Bowfer; each to their own, but i disagree on the regen setting: Once you get used to a near-one-pedal driving style, having maximum regen saves energy and, perhaps more importantly, may save a life; while the human shoe-shuffle is going from accelerator to brake, the car is already 'braking' regeneratively, so shaving a metre or few off the total stopping distance; that metre may be an errant three-year-olds head-to-bonnet contact.
Driving 1-p on our honda e on single-carriageway/b/c roads was delightful, why the hell anyone would want to not do that is beyond me. Big roads; yes turn it off. One of the issues many implementations may have, though, is the accelerator response algorithm: a non-linear response with a dead-zone around zero acceleration demand provides a non- kangaroo response and is easy to implement, but it's still early days for ev's yet - and the human element is the hardest bit to satisfy (lol, eh!?)

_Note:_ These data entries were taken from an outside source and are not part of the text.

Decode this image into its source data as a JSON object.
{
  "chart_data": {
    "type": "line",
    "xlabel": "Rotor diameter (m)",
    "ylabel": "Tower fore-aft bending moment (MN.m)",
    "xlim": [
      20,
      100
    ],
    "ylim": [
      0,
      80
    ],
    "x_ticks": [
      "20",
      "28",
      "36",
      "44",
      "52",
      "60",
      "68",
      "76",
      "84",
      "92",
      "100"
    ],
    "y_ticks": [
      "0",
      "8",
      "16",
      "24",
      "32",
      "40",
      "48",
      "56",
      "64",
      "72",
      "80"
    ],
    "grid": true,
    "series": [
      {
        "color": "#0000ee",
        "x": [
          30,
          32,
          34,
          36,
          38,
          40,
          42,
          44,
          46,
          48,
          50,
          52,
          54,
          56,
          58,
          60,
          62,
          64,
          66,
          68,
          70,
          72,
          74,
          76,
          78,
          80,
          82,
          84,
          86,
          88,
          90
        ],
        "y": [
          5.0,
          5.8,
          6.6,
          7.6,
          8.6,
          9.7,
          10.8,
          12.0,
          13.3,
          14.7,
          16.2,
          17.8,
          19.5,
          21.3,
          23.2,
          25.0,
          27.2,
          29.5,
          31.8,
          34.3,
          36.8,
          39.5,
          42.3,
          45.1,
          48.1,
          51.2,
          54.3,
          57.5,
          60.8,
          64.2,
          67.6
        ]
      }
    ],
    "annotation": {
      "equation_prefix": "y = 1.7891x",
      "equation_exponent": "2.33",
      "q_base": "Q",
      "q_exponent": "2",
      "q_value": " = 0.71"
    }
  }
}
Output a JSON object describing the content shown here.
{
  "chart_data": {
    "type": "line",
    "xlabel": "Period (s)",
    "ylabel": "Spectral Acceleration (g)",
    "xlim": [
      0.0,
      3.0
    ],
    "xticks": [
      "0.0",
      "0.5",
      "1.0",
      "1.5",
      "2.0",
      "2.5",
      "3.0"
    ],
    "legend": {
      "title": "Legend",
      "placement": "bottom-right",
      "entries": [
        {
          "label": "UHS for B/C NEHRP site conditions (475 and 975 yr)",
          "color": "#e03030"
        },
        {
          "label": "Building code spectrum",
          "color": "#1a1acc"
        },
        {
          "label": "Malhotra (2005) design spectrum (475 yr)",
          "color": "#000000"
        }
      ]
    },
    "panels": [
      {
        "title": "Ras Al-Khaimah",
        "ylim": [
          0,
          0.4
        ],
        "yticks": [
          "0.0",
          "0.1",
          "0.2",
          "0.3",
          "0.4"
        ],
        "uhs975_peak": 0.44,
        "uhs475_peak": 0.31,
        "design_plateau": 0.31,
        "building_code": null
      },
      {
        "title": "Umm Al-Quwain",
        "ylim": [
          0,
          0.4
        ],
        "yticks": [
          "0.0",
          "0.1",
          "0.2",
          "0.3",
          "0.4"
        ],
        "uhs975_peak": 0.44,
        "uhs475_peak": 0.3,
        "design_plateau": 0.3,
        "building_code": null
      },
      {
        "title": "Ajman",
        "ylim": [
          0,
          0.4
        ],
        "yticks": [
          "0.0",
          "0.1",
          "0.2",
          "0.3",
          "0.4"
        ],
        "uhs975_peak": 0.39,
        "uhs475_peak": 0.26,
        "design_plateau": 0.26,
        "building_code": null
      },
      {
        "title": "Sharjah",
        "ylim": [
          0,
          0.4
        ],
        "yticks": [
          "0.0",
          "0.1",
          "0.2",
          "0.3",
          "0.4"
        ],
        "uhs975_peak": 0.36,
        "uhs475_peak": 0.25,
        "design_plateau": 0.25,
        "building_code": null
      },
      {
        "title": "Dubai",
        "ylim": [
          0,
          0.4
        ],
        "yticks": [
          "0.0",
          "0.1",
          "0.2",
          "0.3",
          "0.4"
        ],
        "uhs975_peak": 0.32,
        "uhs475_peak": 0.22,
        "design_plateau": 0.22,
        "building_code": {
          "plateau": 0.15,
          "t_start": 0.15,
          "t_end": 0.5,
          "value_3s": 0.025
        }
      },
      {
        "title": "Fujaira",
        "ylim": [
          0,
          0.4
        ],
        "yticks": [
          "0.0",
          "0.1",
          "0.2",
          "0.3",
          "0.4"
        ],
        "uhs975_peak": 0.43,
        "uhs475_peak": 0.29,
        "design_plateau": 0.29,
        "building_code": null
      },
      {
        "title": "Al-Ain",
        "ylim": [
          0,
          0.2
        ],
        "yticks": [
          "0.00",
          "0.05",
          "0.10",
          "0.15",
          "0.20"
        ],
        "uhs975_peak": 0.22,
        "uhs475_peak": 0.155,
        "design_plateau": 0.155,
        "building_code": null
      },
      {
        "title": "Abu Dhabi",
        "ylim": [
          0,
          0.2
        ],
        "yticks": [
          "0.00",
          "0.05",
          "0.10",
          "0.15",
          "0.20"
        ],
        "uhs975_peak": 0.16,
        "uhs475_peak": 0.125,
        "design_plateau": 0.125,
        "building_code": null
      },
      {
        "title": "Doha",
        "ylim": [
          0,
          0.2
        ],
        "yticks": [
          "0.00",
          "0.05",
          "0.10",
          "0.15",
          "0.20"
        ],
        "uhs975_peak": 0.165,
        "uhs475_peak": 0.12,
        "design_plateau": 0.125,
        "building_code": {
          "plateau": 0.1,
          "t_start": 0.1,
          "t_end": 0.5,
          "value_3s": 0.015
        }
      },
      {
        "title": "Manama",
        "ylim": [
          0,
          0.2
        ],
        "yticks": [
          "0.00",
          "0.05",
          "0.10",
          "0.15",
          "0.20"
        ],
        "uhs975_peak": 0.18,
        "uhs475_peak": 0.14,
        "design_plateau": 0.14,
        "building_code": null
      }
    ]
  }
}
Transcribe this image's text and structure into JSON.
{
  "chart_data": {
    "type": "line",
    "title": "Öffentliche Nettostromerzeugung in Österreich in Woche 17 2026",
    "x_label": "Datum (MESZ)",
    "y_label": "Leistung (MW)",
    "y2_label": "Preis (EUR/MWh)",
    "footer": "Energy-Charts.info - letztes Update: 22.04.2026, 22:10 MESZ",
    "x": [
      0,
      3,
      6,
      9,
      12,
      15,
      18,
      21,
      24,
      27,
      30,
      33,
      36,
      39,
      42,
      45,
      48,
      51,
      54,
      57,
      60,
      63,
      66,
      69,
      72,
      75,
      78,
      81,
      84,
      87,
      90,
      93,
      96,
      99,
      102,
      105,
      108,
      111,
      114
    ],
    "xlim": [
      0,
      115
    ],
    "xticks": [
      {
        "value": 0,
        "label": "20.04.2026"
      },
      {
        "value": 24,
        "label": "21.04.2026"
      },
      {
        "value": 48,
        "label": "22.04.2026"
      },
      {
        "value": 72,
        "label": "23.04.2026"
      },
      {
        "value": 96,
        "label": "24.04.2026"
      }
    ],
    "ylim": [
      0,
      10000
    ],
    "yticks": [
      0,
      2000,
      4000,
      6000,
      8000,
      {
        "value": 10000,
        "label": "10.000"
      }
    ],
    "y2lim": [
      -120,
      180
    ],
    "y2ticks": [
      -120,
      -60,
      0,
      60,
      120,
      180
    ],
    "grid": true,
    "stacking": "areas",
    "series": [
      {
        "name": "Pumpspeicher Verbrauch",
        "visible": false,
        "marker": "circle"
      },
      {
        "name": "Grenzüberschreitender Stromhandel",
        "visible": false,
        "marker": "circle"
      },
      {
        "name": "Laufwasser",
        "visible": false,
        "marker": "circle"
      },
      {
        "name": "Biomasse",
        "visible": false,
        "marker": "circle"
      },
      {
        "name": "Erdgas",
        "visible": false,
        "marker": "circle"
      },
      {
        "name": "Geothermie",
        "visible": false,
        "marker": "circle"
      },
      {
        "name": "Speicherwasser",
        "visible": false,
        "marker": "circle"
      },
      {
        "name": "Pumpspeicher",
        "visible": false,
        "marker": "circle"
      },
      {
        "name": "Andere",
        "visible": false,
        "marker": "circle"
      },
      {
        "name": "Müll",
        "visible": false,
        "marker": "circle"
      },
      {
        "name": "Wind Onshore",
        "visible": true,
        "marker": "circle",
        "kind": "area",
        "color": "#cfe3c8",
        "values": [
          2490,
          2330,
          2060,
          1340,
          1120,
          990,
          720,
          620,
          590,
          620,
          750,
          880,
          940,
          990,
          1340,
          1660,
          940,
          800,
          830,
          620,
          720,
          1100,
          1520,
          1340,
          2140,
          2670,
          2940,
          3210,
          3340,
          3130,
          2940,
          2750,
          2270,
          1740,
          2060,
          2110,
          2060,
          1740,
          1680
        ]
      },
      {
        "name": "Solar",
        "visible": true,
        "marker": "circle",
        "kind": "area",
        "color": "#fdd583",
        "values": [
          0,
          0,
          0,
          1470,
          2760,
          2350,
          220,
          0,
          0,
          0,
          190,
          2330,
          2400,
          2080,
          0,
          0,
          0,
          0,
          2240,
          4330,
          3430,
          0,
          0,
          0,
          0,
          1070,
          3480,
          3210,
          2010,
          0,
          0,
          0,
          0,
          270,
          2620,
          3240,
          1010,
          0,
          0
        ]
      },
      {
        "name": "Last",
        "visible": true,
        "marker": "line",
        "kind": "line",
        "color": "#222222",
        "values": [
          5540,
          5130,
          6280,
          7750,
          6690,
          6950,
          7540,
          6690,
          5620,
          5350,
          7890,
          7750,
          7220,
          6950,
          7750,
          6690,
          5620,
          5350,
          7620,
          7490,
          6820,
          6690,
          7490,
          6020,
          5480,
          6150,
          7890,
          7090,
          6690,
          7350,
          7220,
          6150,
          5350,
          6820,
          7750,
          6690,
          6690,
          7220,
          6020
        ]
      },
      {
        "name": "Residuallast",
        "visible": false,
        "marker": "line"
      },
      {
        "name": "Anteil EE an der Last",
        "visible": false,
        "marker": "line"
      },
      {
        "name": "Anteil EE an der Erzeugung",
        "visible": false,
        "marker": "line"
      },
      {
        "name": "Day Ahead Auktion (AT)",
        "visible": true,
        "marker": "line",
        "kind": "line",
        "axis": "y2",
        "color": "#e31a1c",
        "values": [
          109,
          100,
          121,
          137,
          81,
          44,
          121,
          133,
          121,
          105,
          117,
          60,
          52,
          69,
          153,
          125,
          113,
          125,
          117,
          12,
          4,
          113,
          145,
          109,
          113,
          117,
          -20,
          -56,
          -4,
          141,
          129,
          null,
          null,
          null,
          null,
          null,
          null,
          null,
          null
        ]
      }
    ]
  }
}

KH11: of no importance whatsoever, but remember the (current (sorry)) ev's don't have a 'gearbox' in the trad sense, just a single permanently (hopefully) fixed gear and an electric motor that just spins faster for more speed. Hope you enjoy your car; after a million miles stick-shifting, i find nothing enjoyable about the occasional step backwards to the agricultural feel of ice.